The ideal would be that we default to never across the board and I think we could do that for 3.5. For 3.4, the default would be when-available for Java <= 23 and never with Java > 23. I find it slightly better for the Java-version-specific behavior to be in the property's default than in the meaning of one of the values. It allows us to get rid of the difference more easily in 3.5.
Comment From: mhalbritter
With 3.4.4, server.tomcat.use-apr defaults to NEVER when running on Java >= 24 and to WHEN_AVAILABLE on Java < 24.

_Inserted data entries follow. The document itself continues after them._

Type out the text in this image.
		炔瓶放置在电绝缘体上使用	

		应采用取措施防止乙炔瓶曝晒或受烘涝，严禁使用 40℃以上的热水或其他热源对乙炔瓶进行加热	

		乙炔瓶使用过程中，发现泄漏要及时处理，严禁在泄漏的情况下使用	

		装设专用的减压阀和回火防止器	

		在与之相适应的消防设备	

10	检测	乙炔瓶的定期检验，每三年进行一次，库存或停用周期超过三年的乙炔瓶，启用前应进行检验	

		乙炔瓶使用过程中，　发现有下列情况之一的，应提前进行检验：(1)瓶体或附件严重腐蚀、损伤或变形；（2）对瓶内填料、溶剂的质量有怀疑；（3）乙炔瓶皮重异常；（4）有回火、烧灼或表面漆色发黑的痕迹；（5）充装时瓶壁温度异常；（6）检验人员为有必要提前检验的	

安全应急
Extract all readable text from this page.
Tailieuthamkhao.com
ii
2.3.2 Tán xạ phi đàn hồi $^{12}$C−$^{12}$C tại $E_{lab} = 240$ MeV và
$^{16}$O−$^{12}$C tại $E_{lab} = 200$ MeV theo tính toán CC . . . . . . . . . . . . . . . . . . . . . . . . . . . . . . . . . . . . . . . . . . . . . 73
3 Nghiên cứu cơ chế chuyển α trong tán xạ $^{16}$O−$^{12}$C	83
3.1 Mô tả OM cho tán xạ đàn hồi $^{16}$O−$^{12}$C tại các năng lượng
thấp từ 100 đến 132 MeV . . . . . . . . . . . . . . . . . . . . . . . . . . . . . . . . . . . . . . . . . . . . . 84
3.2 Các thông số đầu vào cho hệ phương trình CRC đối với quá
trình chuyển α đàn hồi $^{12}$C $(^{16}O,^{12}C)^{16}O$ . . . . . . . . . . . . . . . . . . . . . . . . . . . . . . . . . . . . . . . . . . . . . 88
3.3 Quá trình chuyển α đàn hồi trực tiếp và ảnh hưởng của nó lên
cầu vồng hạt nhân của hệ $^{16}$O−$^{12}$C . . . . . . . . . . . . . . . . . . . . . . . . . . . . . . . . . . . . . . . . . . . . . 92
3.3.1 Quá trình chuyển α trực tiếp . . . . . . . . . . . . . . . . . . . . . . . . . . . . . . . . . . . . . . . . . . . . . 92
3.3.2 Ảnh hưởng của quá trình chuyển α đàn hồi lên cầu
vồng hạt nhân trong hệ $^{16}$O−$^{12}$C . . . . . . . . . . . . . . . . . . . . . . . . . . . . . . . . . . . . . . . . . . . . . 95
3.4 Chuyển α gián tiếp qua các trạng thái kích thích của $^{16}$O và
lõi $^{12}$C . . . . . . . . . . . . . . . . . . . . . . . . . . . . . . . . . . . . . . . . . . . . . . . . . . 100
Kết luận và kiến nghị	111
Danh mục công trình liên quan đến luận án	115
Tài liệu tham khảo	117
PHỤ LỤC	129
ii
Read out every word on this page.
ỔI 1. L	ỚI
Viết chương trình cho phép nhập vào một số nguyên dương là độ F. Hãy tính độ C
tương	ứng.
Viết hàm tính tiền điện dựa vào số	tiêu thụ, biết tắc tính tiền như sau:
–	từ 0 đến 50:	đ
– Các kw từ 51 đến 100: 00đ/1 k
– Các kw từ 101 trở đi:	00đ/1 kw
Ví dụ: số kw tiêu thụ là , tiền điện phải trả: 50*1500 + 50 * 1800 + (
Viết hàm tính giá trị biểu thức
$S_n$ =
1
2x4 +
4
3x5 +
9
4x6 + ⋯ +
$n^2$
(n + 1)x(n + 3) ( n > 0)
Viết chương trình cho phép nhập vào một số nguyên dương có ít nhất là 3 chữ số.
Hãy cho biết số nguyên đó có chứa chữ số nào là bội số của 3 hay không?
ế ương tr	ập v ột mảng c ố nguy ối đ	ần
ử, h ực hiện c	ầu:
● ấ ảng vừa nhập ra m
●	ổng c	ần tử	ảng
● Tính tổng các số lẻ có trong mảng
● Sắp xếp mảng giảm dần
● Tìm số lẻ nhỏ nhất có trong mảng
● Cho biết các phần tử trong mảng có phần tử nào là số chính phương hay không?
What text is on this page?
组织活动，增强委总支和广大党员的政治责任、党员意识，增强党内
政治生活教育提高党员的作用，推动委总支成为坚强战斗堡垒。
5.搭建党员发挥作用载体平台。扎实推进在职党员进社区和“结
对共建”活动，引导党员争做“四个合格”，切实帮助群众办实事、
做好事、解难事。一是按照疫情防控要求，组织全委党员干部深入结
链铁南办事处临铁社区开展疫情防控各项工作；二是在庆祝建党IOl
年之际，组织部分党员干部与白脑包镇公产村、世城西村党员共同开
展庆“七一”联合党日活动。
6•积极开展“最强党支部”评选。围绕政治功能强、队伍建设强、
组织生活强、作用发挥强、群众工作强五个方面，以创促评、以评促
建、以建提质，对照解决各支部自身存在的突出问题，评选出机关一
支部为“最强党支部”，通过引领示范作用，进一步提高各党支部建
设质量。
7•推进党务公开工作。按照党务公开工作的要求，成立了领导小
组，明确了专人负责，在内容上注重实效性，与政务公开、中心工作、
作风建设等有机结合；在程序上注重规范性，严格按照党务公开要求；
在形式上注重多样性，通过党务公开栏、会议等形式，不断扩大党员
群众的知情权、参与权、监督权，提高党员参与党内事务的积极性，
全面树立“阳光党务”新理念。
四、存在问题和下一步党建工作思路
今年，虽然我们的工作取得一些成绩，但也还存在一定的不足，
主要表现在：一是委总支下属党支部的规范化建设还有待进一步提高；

With 3.5.x, server.tomcat.use-apr defaults to NEVER regardless of the Java version used.
I've added something to the upgrade notes.
Comment From: candrews
Has this Java 24 compatibility issue in Tomcat Native / APR been reported to the Tomcat project?
I search their issue tracker at https://bz.apache.org/bugzilla/ and haven't been able to find it.
Comment From: philwebb
@candrews I don't think the Tomcat team could do anything about it since it's really a Java issue. They did face a similar issue in https://bz.apache.org/bugzilla/show_bug.cgi?id=69559, but for that they could provide a fix that never makes the call. APR is fundamentally a native library so you're going to get these warnings on Java 24 unless you pass a JVM option.